I can only come once. I've always been wondering how the other women do it. I usually come once and after that I'm satisfied for hours.. days.. sometimes weeks.

90% of the time I get POD after the first time with a man. And sometimes they wonder why there isn't a second time. There is never a second time with me if I experience POD.

Judging from this discussion it seems like younger people tend to get POD and then they get over it with age. So it gives me some hope.

Before I got my first boyfriend I thought every man experiences POD. I was really amused and even told my friends that he doesn't seem to be disgusted after having sex with me and I found it very weird.

Now I think it is normal for both men and women not to experience POD if there is sufficient attraction between them.
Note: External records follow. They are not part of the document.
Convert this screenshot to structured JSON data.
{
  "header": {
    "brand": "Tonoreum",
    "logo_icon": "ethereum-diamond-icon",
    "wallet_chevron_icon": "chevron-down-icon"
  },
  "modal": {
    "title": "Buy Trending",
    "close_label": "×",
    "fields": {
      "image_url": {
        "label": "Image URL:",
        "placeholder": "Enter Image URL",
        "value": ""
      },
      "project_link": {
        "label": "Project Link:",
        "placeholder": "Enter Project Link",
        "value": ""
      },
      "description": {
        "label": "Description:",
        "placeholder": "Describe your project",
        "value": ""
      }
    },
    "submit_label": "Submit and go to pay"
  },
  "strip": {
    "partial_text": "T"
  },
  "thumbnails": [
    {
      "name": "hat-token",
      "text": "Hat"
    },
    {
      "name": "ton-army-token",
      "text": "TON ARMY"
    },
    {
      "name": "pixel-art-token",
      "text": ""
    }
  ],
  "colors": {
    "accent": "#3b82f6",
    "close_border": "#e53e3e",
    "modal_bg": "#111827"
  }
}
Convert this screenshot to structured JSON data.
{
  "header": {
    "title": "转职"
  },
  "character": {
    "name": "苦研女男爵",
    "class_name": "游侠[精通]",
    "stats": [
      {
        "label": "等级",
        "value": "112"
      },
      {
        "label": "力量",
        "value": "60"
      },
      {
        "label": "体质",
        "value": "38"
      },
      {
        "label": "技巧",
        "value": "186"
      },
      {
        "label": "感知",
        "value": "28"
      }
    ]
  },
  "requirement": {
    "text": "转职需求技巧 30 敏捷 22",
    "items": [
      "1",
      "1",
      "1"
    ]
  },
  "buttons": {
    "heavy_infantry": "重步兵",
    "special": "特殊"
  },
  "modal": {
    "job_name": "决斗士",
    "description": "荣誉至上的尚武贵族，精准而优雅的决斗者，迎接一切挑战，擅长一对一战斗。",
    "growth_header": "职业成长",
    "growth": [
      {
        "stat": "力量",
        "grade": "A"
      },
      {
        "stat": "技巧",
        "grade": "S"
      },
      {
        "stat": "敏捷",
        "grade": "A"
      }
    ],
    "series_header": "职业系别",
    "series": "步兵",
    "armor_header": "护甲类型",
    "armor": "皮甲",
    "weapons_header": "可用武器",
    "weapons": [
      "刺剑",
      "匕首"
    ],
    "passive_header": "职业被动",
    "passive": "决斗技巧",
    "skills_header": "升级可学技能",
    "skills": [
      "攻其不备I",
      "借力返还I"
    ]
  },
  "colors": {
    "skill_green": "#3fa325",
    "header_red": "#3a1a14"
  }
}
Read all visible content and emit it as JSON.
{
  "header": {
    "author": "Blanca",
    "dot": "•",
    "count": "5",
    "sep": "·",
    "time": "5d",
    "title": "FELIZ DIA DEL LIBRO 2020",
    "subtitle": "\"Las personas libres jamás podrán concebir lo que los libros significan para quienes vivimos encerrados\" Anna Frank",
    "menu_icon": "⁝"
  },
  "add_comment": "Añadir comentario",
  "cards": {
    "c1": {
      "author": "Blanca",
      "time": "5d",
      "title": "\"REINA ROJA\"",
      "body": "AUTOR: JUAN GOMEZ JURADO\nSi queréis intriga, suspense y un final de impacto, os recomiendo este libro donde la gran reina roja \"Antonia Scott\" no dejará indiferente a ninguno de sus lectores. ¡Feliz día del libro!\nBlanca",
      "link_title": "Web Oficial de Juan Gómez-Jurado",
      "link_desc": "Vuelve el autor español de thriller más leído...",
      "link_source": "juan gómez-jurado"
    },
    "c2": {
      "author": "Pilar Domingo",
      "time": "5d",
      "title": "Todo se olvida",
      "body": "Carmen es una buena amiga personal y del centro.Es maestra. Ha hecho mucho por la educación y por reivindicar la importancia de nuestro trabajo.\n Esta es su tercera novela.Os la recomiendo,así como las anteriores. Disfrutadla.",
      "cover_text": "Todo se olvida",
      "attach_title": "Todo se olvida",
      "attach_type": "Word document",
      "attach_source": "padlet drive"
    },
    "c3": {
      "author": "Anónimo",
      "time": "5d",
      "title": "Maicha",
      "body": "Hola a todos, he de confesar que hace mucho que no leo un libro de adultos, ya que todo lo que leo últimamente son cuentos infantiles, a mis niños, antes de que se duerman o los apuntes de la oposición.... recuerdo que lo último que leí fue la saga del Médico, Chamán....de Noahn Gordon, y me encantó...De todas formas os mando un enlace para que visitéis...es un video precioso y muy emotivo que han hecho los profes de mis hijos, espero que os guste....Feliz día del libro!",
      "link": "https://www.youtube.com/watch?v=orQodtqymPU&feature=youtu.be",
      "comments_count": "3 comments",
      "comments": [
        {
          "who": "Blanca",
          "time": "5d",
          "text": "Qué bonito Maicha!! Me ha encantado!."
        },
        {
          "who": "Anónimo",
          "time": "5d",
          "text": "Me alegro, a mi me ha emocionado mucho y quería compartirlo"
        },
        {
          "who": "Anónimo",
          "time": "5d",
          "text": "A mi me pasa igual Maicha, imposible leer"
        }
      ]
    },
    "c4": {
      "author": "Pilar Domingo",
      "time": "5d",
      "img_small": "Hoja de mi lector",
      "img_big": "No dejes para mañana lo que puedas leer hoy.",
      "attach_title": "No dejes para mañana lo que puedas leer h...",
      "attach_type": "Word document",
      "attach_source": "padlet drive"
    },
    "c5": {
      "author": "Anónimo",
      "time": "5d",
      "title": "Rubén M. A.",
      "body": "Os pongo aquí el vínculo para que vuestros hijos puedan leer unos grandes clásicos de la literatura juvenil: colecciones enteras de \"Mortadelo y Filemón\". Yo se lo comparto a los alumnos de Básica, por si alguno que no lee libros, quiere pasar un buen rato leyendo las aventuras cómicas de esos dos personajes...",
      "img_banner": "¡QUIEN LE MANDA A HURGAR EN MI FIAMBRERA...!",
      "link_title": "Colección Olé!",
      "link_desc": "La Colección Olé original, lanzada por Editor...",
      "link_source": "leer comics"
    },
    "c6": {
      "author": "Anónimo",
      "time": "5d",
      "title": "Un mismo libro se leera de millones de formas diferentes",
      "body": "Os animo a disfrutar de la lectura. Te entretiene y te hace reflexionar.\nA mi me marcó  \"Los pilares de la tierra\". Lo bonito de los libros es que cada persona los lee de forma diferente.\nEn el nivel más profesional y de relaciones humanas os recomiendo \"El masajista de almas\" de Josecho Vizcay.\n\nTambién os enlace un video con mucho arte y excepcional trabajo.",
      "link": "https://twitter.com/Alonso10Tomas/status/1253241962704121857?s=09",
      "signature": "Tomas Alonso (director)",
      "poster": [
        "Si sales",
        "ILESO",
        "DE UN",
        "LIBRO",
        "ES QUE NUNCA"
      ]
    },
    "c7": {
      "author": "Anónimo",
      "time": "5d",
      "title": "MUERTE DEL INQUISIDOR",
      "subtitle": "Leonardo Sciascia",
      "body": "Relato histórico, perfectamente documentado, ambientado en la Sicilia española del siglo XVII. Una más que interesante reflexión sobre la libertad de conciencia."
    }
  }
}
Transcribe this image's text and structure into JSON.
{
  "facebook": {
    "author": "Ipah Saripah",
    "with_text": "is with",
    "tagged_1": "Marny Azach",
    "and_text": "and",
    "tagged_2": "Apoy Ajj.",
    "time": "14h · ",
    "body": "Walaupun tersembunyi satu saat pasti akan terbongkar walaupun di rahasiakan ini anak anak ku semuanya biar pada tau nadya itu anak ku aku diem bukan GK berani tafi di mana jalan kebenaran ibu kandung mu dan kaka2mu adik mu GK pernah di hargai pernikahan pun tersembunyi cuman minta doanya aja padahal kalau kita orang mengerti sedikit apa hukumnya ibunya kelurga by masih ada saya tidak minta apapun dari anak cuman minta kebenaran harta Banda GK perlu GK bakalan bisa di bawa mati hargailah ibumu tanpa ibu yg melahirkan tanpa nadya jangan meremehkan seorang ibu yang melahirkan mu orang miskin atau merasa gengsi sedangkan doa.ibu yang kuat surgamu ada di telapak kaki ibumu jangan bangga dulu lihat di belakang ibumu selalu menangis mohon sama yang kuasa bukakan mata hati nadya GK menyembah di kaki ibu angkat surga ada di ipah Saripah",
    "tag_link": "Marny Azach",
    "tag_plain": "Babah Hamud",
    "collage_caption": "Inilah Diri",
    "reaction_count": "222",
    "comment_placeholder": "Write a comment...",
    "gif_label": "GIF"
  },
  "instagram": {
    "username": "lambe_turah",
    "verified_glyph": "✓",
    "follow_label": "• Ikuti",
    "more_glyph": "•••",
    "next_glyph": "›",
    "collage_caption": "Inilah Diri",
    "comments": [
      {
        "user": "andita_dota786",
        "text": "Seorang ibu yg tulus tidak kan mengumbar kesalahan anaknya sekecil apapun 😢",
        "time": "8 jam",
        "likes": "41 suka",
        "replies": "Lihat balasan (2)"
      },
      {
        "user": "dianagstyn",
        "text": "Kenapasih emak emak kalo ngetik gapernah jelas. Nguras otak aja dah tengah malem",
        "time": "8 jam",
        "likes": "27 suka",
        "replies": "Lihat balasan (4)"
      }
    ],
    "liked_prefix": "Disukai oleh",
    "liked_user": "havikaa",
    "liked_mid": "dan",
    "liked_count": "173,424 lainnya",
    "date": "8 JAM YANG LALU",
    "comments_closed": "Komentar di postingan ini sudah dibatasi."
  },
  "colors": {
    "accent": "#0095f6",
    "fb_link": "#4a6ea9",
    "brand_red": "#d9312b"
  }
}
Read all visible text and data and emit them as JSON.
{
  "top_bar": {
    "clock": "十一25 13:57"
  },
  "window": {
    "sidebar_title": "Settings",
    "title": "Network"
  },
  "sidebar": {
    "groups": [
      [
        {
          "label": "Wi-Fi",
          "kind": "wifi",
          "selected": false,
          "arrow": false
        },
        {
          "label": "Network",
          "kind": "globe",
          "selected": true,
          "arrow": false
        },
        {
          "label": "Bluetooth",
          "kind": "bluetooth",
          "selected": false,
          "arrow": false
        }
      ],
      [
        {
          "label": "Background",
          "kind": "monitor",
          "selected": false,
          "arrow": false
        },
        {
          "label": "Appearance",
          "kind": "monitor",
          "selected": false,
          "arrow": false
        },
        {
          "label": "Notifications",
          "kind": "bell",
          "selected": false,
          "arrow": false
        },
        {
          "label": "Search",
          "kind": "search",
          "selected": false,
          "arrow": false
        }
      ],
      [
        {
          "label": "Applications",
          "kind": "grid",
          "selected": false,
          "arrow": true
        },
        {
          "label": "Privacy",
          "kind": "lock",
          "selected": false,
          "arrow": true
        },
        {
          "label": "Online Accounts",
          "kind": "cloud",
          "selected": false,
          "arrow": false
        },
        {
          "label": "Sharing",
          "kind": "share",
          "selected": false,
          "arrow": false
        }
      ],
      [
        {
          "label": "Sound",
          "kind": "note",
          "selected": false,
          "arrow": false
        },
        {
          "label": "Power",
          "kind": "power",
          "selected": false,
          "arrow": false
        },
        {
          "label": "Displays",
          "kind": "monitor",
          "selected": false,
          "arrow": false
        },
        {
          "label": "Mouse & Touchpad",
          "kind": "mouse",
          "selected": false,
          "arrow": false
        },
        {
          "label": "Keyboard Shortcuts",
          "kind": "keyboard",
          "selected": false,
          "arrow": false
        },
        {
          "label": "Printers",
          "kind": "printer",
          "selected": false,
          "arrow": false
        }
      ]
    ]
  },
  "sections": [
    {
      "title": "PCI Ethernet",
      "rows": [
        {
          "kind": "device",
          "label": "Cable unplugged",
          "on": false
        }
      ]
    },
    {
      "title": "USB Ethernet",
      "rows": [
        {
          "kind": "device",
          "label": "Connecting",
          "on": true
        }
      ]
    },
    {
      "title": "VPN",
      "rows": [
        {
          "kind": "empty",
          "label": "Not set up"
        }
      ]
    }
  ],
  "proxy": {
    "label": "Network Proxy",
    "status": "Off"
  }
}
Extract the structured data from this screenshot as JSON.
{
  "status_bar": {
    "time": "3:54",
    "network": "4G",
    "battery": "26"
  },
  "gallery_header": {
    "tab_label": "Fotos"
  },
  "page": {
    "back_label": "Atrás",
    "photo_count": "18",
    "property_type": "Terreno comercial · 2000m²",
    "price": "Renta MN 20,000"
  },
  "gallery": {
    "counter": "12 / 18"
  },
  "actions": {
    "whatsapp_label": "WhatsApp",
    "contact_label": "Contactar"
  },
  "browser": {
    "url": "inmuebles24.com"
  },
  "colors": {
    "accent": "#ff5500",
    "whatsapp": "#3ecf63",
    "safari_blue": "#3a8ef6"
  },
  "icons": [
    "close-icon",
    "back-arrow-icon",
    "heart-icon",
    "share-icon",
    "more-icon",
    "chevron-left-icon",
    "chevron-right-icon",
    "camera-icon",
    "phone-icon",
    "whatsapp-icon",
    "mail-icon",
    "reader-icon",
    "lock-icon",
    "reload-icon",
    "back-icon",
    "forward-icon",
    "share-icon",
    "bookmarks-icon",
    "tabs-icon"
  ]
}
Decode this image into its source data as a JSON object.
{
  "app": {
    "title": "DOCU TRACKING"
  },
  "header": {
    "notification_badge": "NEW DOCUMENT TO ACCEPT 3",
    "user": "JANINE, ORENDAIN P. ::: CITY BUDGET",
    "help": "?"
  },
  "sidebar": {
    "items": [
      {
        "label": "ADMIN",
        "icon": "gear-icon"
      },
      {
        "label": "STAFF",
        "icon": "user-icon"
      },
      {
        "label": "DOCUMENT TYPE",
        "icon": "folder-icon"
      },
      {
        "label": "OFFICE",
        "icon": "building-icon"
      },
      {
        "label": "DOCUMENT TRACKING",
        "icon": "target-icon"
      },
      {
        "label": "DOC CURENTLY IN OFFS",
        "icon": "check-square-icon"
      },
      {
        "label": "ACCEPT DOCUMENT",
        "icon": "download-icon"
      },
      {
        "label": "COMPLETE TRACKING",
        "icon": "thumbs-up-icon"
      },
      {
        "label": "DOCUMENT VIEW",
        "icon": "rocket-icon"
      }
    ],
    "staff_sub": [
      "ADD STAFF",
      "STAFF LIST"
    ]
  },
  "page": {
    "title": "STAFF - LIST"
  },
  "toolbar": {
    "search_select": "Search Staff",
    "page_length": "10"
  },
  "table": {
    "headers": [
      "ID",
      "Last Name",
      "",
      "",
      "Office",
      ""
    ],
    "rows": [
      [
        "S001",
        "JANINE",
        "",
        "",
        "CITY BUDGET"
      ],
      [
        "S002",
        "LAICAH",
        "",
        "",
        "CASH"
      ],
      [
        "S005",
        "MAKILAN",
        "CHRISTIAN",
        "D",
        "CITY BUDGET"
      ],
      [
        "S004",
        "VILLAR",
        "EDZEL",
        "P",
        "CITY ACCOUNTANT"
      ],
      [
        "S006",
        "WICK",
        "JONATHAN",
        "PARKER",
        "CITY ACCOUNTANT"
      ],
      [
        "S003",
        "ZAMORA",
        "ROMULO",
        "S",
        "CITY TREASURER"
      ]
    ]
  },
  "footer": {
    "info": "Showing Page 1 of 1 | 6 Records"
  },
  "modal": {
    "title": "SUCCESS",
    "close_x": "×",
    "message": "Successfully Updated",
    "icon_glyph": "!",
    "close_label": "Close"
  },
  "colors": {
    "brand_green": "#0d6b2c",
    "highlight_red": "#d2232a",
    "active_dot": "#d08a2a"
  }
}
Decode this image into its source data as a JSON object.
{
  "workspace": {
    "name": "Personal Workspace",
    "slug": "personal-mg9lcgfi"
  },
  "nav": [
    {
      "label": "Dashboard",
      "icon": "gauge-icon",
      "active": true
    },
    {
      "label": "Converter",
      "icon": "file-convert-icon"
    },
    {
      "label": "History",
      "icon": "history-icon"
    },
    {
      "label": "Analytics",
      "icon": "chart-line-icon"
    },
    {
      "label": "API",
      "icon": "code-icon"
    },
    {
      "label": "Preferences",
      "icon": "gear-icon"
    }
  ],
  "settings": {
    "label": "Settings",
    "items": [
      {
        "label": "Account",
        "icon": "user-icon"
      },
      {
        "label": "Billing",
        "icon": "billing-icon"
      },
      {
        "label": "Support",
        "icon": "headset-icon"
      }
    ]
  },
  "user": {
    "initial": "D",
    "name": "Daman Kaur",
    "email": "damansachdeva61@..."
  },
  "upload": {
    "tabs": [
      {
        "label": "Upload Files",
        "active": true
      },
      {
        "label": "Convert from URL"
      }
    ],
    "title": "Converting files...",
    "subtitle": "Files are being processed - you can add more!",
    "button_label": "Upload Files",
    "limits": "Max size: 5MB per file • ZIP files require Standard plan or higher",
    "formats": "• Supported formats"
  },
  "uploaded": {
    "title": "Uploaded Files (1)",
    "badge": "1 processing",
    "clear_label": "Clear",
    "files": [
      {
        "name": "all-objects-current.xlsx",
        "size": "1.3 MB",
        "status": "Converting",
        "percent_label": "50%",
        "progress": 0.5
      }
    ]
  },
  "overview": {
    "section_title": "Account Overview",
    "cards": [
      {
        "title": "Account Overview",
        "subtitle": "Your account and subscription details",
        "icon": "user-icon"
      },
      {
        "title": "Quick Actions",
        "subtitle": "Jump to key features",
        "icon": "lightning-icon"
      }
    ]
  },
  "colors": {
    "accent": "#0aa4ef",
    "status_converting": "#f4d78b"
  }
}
I actually know a trick that works perfectly for me if I don't want to experience POD. I have to be drunk out of my brain. I have to ingest at least 2 litres of beer and after that the person becomes 'more attractive' in my eyes. After sex I fall asleep immediately and next morning I either wake up when the person is gone or I don't remember sufficiently enough to be disgusted. And I usually wake up still drunk so all I care about is to get the hell away from that person before I get completely sober.. Sad but true!

But I do agree there is a difference between men and women. While men mostly experience disgust after orgasm it is common for women to experience it when the man takes of his pants or when he invades our body or sometimes when he just came.